Monroe’s need to forge emotional relationships with his patients and their relatives – and thus be liked by them as a consequence – is perhaps a way of compensating for his crumbling home life, which worsens this week when his estranged wife reveals to their teenage son that his parents have split up. It’s also in stark contrast to the detached way in which Doctor Jenny Bremner deals with the human part of her job, which once again exacerbates the tension between the cool cardiologist and the brash brain surgeon. Although Nesbitt is again enjoyable to watch, it’s Sarah Parish who steals the show as Bremner: the sequence in the hospital chapel where she tries – and fails – to explain her deliberate lack of emotion when dealing with patients is a highlight of the episode.
The second strand of the story deals with a teenage boy who has shot his younger brother and then himself. While the scenes between Monroe and the boy’s parents – particularly his father – are gripping, the sequences in the operating theatre are markedly less so. Thankfully, director Paul McGuigan (Sherlock) resists the temptation to raise the blood-and-guts factor to compensate. When it comes to gore, he’s canny enough to know that less is more.
Unfortunately, the same cannot be said of the sound mixer, as the incidental music is so far to the fore that it becomes intrusive; and worse, it has the unnecessary effect of leading the mood of the scenes it frames rather than allowing the emotion to come from the actors. Thankfully, the brief snippet of Belle & Sebastian’s ‘The Boy With The Arab Strap’ – this week’s only overt indie music reference – fits in perfectly, both in volume level and suitability: the band’s sharp Celtic whimsy isn’t a million miles away from Monroe’s own brand of sarcastic good humour.

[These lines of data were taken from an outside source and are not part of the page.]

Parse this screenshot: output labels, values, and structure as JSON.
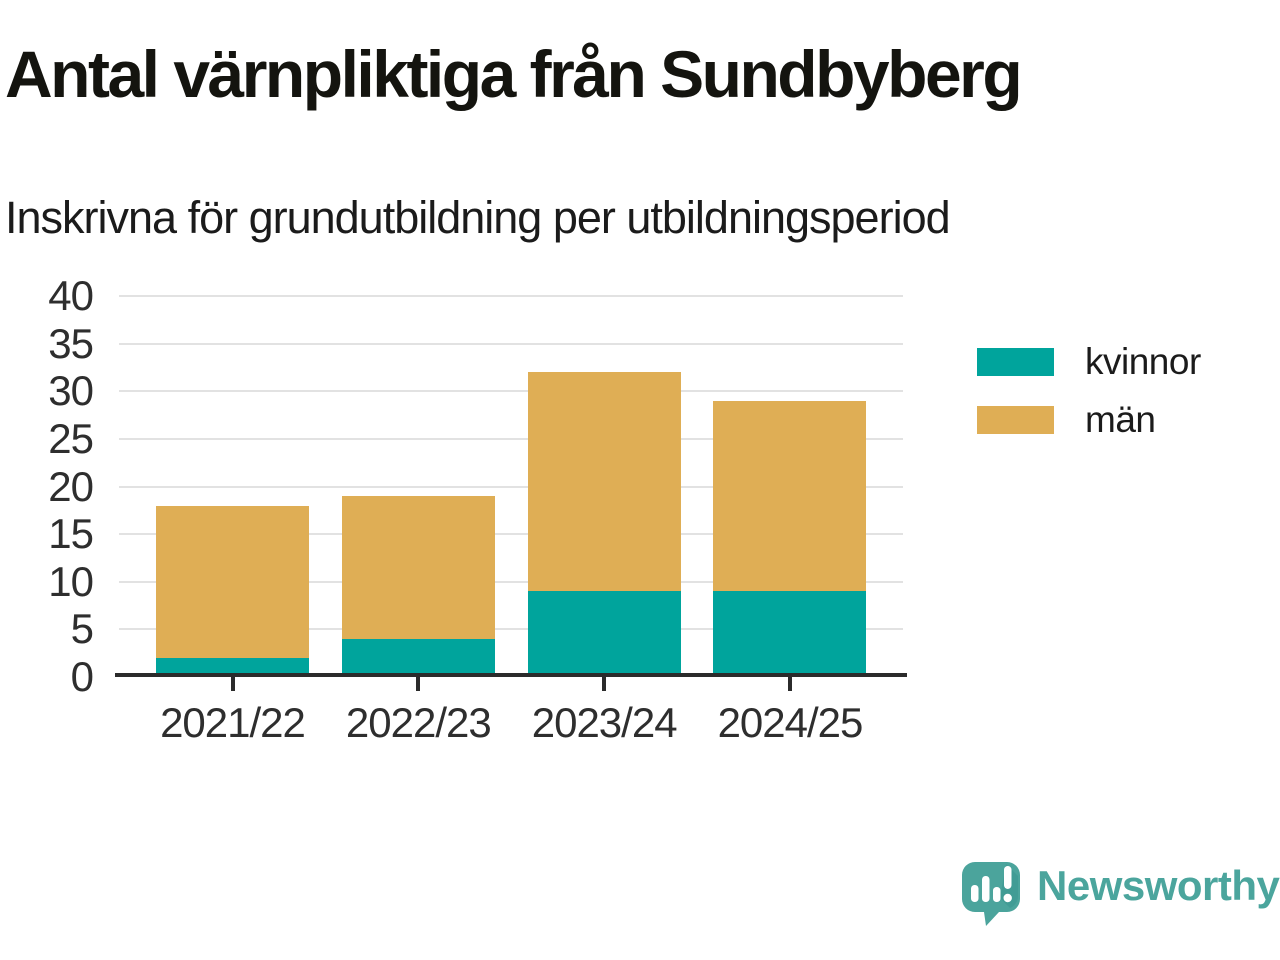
{
  "header": {
    "title": "Antal värnpliktiga från Sundbyberg",
    "subtitle": "Inskrivna för grundutbildning per utbildningsperiod"
  },
  "chart_data": {
    "type": "bar",
    "stacked": true,
    "title": "Antal värnpliktiga från Sundbyberg",
    "subtitle": "Inskrivna för grundutbildning per utbildningsperiod",
    "categories": [
      "2021/22",
      "2022/23",
      "2023/24",
      "2024/25"
    ],
    "series": [
      {
        "name": "kvinnor",
        "color": "#00a49c",
        "values": [
          2,
          4,
          9,
          9
        ]
      },
      {
        "name": "män",
        "color": "#dfae55",
        "values": [
          16,
          15,
          23,
          20
        ]
      }
    ],
    "stack_totals": [
      18,
      19,
      32,
      29
    ],
    "xlabel": "",
    "ylabel": "",
    "ylim": [
      0,
      40
    ],
    "y_ticks": [
      0,
      5,
      10,
      15,
      20,
      25,
      30,
      35,
      40
    ],
    "grid": true,
    "legend_position": "right",
    "colors": {
      "grid": "#e2e2e2",
      "axis": "#2b2b2b",
      "tick_label": "#2e2e2e"
    }
  },
  "legend": {
    "items": [
      {
        "label": "kvinnor",
        "color": "#00a49c"
      },
      {
        "label": "män",
        "color": "#dfae55"
      }
    ]
  },
  "branding": {
    "logo_text": "Newsworthy",
    "logo_color": "#4ba59d",
    "logo_icon": "speech-bubble-bar-chart-icon"
  }
}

The dialogue in the hospital scenes is pitch perfect. However, it isn’t quite as sharp during the interaction between Monroe and his family (despite occasional gems like: ‘Could you bring us a bottle of the cheapest wine possible, please? It’s our wedding anniversary’) and the scalpel is blunted completely during the scene in which Monroe confesses to his son about the infidelity which led to the break-up of his marriage: ‘I lost a daughter!’ – ‘I lost a sister!’ Perhaps it’s a deliberate echo of the way Monroe’s life works – perfect in the operating theatre; decidedly less so at home – but it’s simply too soapy to stand up here.
After a blistering beginning last week, Episode 2 of Monroe isn’t perfect, but it’s still eminently likeable – rather like the show’s principal character, in fact – and to say that viewers will continue to enjoy this neurological drama is a no-brainer.
Airs at 9pm on Thursday 17th March 2011 on ITV1.